Sorry if my comments don't fit with the discussion.

Ruth

ValWood commented 8 years ago

I’ll summarise and hand back to Paola.

The terms for chaperone are very hard to locate.

If you search on “chaperone” in QuickGO, you get lots of obsolete terms

At number 15 you get

“GO:0005515 protein binding” narrow protein folding chaperone

So most people might think, Oh, I should use this term.

BUT

further down the list is GO:0044183 protein binding involved in protein folding broad synonym chaperone activity

which is the correct term to use.

I only had 1 simple request (I thought)

  1. The narrow “protein folding chaperone” synonym of GO:0005515 should really be an exact synonym of GO:0044183 protein binding involved in protein folding

So it should be moved.

BUT “protein folding chaperone” is a much more biologist-friendly term name than “protein binding involved in protein folding” so instead of making it the exact synonym, make it the primary term name.

This will help curators, and users immensely, to a) locate the term, and b) know exactly what it means

I didn’t think it would be controversial, but its probably my fault for thinking it was obvious and not explaining it properly.

Ruth, does this make sense to you? I think it fits with the meaning and use of these terms. If it doesn’t then most people are using them incorrectly.

(I didn’t mention GO:0061077 chaperone-mediated protein folding because its a process term)

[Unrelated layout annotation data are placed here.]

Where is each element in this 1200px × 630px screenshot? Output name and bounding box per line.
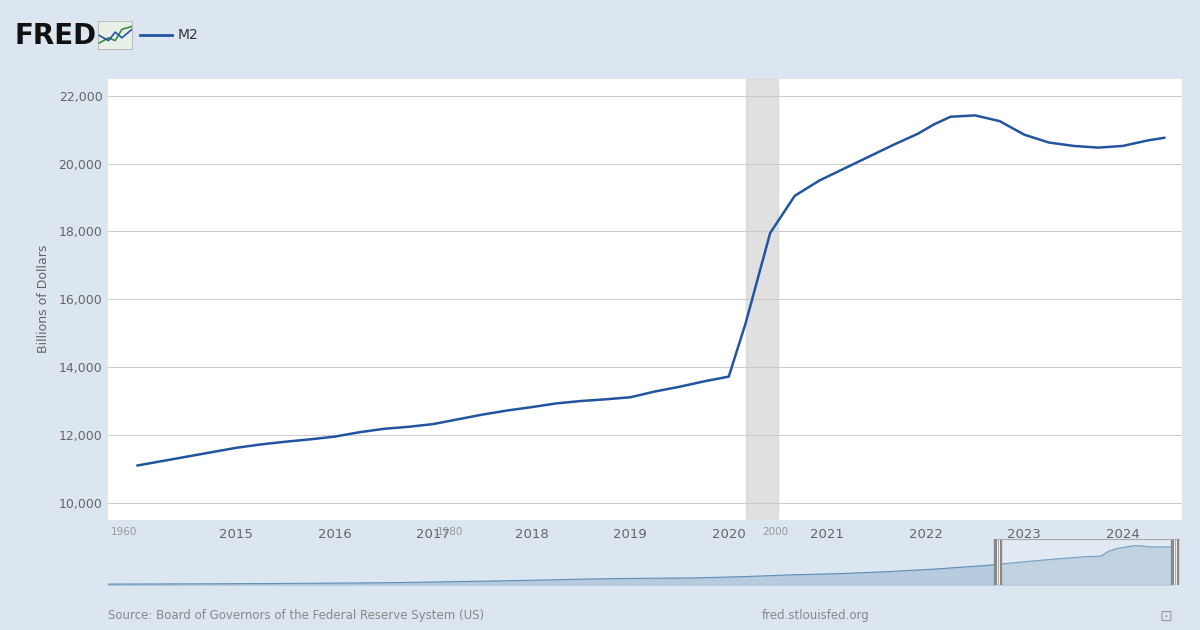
Text: Source: Board of Governors of the Federal Reserve System (US): Source: Board of Governors of the Federa… [108,609,484,622]
Bar [998,539,1176,585]
Text: 1960: 1960 [112,527,138,537]
Text: M2: M2 [178,28,198,42]
Text: 2000: 2000 [762,527,788,537]
Bar [745,79,778,520]
Bar [998,539,1176,585]
Text: 1980: 1980 [437,527,463,537]
Text: ⊡: ⊡ [1160,609,1172,624]
Text: FRED: FRED [14,22,96,50]
Y-axis label: Billions of Dollars: Billions of Dollars [37,245,50,353]
Text: fred.stlouisfed.org: fred.stlouisfed.org [762,609,870,622]
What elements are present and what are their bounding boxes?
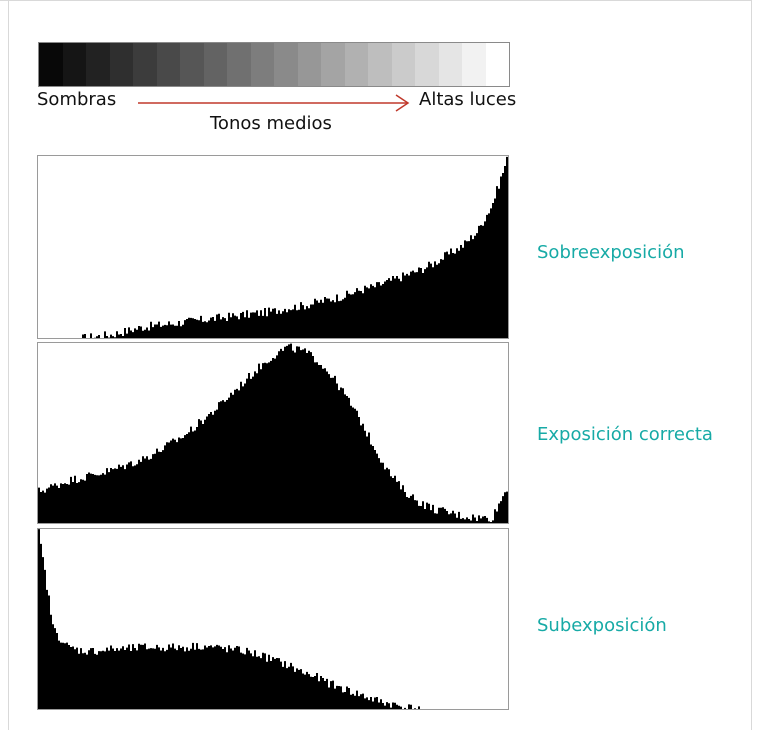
highlights-label: Altas luces: [419, 89, 517, 110]
gradient-step: [39, 43, 63, 86]
gradient-step: [156, 43, 180, 86]
gradient-step: [86, 43, 110, 86]
gradient-step: [227, 43, 251, 86]
gradient-step: [485, 43, 509, 86]
gradient-step: [462, 43, 486, 86]
figure-left-rule: [0, 0, 9, 730]
gradient-step: [180, 43, 204, 86]
gradient-step: [391, 43, 415, 86]
gradient-step: [368, 43, 392, 86]
gradient-step: [344, 43, 368, 86]
histogram-overexposed-plot: [38, 156, 508, 338]
tonal-gradient-bar: [38, 42, 510, 87]
gradient-step: [321, 43, 345, 86]
gradient-step: [62, 43, 86, 86]
gradient-step: [297, 43, 321, 86]
shadows-label: Sombras: [37, 89, 117, 110]
midtones-label: Tonos medios: [210, 113, 332, 134]
tonal-range-arrow: [138, 94, 410, 112]
gradient-step: [438, 43, 462, 86]
histogram-area: [38, 529, 508, 709]
histogram-area: [38, 156, 508, 338]
gradient-step: [250, 43, 274, 86]
gradient-step: [133, 43, 157, 86]
underexposed-label: Subexposición: [537, 615, 667, 636]
histogram-underexposed: [37, 528, 509, 710]
overexposed-label: Sobreexposición: [537, 242, 685, 263]
correct-exposure-label: Exposición correcta: [537, 424, 713, 445]
gradient-step: [415, 43, 439, 86]
gradient-step: [109, 43, 133, 86]
gradient-step: [203, 43, 227, 86]
histogram-area: [38, 343, 508, 523]
histogram-underexposed-plot: [38, 529, 508, 709]
histogram-correct: [37, 342, 509, 524]
histogram-overexposed: [37, 155, 509, 339]
gradient-step: [274, 43, 298, 86]
histogram-correct-plot: [38, 343, 508, 523]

RLovering commented 8 years ago

Thanks Val

I agree that finding these terms would be helped by your suggestions and apologies for not thinking re function and process,

Best Ruth

paolaroncaglia commented 8 years ago

Will arrange discussion with @ValWood and @ukemi in June, about this ticket, the one quoted above and another related one assigned to @ukemi . I'll set to pending for now, thanks.

paolaroncaglia commented 8 years ago

Note for self: Val suggested: "Let's leave this until later. The chaperone stuff might need broader discussion. Also I think the chaperones might have slightly different functional roles. I might be able to add some of these to the tickets based on some discussion with Antonia".

paolaroncaglia commented 8 years ago

Val suggests to discuss this at the Noctua workshop at EBI.

paolaroncaglia commented 7 years ago

Hi @ValWood , In view of our meeting tomorrow: please see this comment from June 8th and following: https://github.com/geneontology/go-ontology/issues/12252#issuecomment-224505750 I'll leave this ticket as 'pending' unless you have any updates. Cheers.

paolaroncaglia commented 7 years ago

Hi @ValWood , Could you please take a look at this ticket when you have a chance, and comment on whether this issue was discussed somewhere else, or should be left as pending, or scheduled for discussion at an annotation call, or may be closed etc? :-) Thanks!

ValWood commented 7 years ago

I would say pending. I'm also happy for you to close it. We can always dig it out when the various "chaperone functions" become an issue for LEGO modelling, but it will likely be a long time before I am annotating any of these.

paolaroncaglia commented 7 years ago

The word "close" sounds delightful to me, so I'll go ahead and do just that. I'll leave the labels though, and it could also be retrieved by a search for 'chaperone'. Thanks.